Charlie est un enfant de 10 ans, dont le destin est de croiser les vies d’adultes, en train de se déchirer.
En survolant le résumé, on serait tenté de dire que nous allons encore assister à un de ces films qui font que notre regard d’adulte "sûr de lui" change. Un film où les certitudes mal placées de parents que nous sommes, seraient mises en miroir par le regard étonnement conscient d’une réalisatrice proche de ses blessures d’enfance. Une histoire tragique sur la destinée inévitable d’êtres humains à la dérive, qui nous ramène à nos indéniables vérités. Dotée d’une réalisation parfaitement maîtrisée et d’un jeu de comédiens hors pairs, « Selon Charlie » serait une œuvre majeure sur la société moderne telle que nous la vivons de près ou de loin.
Alors bien sur, il y a du vrai, dans tout ça ! D’abord, le jeu des comédiens qui effectivement frôle la perfection, particulièrement concernant Jean-Pierre Bacri (Un air de Famille, On connait la chanson) et Benoît Poolvoerde (Podium, C'est arrivé près de chez vous), tous deux en hommes blessés et perdus, à la recherche constante d’un idéal les rendant plus stables, mais dont les évidentes faiblesses finissent toujours par ressortir. D’ailleurs tous les acteurs principaux nous offrent une composition saisissante de ces âmes en perditions, dans une vie qui ne leur sourie pas. Benoît Magimel (La vie est un long fleuve tranquille, Déjà mort), signe là l’une de ces meilleures compositions, jouant allègrement entre naïveté et blessure intérieure.
Côté scénario aussi, on peu parler de réussite, tant certaines répliques collent à la peau des personnages comme autant de pigments sur leurs membres usés. Poelvoorde n’est jamais aussi bon que lorsque les mots frôlent le comique pour mieux atteindre le pathétique, Bacri excelle en contradiction d’homme politique. Tout cela nuancé de silences qui renforcent un peu plus, l’image que ce jeune garçon garde de ces adultes à la dérive.
Et pourtant, tout ne fonctionne pas correctement ! A commencer par l’évidence : le titre du film « Selon Charlie », qui nous invite à croire que l’histoire tournerait autour du regard que le jeune garçon porterait sur les adultes qu’il côtoie. Ce qui n’est qu’une demi-vérité, puisque ces personnages se croisent, sans forcément s’approcher réellement.
Ensuite la réalisation beaucoup trop austère de la réalisatrice, qui a tendance a noyer dans l’obscurité le regard du spectateur. On connaissait le goût de Nicole Garcia , pour ces personnages sombres intérieurement, cachant inexorablement leurs blessures, de peur d’être découvert comme dans « L’adversaire », ou encore « Place Vendôme ». Mais cette fois-çi, la dose semble trop lourde pour être buvable.

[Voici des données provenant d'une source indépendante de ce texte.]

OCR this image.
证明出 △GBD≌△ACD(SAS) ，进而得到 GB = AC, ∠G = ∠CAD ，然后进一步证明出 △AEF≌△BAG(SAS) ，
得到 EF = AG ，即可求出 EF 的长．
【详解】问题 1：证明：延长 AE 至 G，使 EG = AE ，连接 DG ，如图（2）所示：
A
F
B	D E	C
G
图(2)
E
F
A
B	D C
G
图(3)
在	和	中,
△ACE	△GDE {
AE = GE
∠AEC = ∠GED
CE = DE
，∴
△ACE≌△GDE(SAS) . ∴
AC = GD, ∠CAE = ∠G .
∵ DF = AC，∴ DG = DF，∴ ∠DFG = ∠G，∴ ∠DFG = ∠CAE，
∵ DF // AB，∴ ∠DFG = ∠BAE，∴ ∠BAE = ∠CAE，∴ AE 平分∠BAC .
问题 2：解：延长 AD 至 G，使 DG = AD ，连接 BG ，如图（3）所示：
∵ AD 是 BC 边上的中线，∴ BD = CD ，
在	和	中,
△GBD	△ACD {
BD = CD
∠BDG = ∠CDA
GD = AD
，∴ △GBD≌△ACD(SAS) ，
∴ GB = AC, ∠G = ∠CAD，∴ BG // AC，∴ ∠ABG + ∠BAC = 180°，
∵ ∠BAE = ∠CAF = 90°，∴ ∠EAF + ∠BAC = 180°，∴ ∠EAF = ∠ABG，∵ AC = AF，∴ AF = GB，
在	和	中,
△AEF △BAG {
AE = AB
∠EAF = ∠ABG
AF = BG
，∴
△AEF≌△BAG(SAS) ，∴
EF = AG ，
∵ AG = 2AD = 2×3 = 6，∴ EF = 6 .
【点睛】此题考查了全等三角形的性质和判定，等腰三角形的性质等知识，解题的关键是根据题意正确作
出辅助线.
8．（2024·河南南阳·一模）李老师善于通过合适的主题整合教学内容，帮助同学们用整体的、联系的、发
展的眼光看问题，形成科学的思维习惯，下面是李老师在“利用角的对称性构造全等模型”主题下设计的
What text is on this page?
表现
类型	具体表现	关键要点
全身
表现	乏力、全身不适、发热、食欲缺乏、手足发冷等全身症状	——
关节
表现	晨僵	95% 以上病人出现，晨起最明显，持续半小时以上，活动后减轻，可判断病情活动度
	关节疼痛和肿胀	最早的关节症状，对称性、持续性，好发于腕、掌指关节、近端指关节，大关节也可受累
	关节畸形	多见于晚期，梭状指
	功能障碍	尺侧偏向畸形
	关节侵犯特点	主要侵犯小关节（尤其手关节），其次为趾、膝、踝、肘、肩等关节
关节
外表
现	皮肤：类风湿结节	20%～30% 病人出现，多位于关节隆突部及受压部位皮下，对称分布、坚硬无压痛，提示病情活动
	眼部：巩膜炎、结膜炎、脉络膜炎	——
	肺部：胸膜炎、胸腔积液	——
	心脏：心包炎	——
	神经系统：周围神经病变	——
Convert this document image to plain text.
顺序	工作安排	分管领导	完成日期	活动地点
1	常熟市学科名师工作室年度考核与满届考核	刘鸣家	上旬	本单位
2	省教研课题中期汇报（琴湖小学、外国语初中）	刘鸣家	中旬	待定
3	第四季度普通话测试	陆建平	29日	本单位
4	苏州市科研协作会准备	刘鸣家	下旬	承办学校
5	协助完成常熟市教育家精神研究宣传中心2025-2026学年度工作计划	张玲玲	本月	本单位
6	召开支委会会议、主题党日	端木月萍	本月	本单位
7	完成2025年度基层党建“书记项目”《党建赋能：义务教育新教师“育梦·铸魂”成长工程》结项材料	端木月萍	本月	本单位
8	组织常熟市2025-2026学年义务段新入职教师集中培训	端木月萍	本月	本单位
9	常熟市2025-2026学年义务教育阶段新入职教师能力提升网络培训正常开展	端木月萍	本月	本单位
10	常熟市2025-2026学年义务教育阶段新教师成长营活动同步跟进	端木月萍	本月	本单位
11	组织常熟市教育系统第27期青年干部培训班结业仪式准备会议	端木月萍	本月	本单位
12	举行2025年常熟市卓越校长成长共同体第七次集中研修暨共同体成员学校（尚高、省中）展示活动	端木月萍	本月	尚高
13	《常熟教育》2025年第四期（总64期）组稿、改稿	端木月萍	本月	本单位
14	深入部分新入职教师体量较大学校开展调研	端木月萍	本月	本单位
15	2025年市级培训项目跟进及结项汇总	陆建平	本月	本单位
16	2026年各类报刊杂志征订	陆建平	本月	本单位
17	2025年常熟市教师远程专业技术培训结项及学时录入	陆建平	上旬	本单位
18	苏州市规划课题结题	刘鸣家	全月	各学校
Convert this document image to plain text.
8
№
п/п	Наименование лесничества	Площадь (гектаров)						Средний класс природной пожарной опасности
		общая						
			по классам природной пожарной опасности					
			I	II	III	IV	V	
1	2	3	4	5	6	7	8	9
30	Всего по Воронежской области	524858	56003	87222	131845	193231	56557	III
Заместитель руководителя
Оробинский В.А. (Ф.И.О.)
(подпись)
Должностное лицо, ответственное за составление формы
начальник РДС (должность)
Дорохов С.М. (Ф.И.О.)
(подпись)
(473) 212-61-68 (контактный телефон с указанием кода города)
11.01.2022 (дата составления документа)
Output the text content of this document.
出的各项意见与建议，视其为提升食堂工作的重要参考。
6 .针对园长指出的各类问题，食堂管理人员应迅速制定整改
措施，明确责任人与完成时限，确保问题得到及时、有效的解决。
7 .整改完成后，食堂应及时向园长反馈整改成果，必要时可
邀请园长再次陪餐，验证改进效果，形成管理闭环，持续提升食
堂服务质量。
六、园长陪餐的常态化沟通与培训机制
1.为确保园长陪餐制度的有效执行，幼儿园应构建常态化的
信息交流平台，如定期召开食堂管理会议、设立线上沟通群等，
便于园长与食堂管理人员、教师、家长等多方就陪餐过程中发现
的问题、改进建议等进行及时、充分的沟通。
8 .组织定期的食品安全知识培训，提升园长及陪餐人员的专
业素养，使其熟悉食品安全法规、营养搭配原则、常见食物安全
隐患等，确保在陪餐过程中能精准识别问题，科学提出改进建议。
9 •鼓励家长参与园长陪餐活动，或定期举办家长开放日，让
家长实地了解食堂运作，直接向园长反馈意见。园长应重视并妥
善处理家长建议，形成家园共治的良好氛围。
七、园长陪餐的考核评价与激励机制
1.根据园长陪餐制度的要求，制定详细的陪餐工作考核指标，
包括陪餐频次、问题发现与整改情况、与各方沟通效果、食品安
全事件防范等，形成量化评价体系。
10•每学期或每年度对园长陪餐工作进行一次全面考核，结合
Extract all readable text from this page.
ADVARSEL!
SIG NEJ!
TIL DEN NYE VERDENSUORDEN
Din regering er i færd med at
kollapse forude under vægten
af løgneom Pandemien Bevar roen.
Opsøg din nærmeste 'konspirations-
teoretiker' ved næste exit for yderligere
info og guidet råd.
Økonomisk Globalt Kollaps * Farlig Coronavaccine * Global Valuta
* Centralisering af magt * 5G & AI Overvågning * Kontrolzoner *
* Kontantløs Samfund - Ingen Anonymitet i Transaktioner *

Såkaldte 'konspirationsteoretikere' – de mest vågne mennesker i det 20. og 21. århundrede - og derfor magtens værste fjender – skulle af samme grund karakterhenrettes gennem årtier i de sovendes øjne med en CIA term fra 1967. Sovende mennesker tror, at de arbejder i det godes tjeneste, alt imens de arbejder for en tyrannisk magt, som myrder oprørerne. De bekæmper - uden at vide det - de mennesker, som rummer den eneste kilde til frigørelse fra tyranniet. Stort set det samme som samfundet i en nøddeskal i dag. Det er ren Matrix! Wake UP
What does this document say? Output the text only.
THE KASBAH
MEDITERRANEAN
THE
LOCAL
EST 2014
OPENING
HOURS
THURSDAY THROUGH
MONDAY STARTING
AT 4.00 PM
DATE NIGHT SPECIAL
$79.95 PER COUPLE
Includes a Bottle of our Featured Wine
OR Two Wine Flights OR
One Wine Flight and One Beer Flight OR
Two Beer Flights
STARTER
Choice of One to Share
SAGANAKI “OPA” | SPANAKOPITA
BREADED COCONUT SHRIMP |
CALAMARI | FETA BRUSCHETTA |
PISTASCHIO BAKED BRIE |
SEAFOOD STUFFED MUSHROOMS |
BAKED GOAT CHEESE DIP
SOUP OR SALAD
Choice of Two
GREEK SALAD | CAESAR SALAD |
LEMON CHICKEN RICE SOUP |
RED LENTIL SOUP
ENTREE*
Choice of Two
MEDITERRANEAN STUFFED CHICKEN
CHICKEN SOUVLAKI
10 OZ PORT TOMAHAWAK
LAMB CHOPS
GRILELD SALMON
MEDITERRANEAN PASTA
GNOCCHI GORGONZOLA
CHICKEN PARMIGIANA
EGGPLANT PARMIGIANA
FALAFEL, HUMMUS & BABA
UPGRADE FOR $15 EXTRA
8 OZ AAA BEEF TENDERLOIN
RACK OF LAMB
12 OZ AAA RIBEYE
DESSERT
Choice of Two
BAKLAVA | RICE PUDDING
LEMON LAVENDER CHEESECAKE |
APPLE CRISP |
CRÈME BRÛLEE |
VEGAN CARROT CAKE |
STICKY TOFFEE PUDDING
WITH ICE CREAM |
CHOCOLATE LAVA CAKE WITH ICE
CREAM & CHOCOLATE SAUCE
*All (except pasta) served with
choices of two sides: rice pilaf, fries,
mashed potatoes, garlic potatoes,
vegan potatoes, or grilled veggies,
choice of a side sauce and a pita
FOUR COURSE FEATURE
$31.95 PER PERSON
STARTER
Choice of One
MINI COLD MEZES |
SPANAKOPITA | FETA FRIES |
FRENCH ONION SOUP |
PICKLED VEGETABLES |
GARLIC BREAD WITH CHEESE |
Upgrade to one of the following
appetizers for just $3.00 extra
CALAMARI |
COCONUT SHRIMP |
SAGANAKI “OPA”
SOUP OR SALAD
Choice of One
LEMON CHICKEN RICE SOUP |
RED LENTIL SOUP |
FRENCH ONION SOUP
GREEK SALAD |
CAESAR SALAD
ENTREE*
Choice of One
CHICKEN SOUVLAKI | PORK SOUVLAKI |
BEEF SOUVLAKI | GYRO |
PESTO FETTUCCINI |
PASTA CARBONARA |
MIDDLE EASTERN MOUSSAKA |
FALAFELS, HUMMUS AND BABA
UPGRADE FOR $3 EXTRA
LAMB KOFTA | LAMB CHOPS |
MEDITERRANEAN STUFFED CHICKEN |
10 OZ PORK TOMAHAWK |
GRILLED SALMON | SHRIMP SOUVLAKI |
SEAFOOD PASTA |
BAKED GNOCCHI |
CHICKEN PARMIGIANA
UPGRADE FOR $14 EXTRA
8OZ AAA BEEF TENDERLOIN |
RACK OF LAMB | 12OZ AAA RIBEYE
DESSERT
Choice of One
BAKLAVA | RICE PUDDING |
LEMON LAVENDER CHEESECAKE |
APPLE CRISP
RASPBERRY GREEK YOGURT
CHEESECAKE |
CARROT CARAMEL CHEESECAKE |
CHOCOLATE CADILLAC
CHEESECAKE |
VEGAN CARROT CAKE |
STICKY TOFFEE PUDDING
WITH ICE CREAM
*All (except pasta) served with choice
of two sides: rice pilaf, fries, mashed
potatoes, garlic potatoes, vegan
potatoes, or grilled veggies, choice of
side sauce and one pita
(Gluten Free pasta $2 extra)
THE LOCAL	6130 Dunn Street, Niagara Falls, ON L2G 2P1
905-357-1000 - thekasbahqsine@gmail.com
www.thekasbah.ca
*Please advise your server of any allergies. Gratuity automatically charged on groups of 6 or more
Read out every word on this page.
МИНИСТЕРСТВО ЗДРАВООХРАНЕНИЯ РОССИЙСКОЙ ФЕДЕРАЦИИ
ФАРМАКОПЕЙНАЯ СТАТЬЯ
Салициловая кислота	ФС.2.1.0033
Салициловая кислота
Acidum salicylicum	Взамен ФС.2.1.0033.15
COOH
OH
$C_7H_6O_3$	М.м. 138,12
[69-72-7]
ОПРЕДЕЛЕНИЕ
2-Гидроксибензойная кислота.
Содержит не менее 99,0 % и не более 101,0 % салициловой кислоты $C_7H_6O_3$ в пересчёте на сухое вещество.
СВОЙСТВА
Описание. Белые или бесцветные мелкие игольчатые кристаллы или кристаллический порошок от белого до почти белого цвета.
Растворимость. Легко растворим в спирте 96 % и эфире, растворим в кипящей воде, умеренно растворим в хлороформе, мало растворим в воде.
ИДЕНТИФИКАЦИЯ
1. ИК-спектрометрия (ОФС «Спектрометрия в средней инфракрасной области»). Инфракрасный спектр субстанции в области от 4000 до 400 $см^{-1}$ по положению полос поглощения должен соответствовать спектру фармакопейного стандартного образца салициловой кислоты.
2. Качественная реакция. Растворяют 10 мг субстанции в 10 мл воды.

Même le regard de l’enfant finit par pâtir de la tristesse du regard des autres. Ensuite, si sa caméra caresse avec tendresse les regards où les corps des uns et des autres, elle semble sombrer dans une obscure léthargie contagieuse, qui vient finalement toucher, l’œil du spectateur.
On l’aura vite compris, « Selon Charlie » profite de brillantes idées, de talents indiscutables tant au niveau des acteurs, qu’à l’écriture du scénario, mais trop de tristesse nuit à la tristesse, et l’obscurité de la mise en scène autant que de l’histoire en elle-même, finit par rendre ce film à plusieurs reprises, indigeste. Certaines questions restent du même coup en suspend, laissant, pour le coup, le spectateur sur sa fin. Vivement le prochain Nicole Garcia.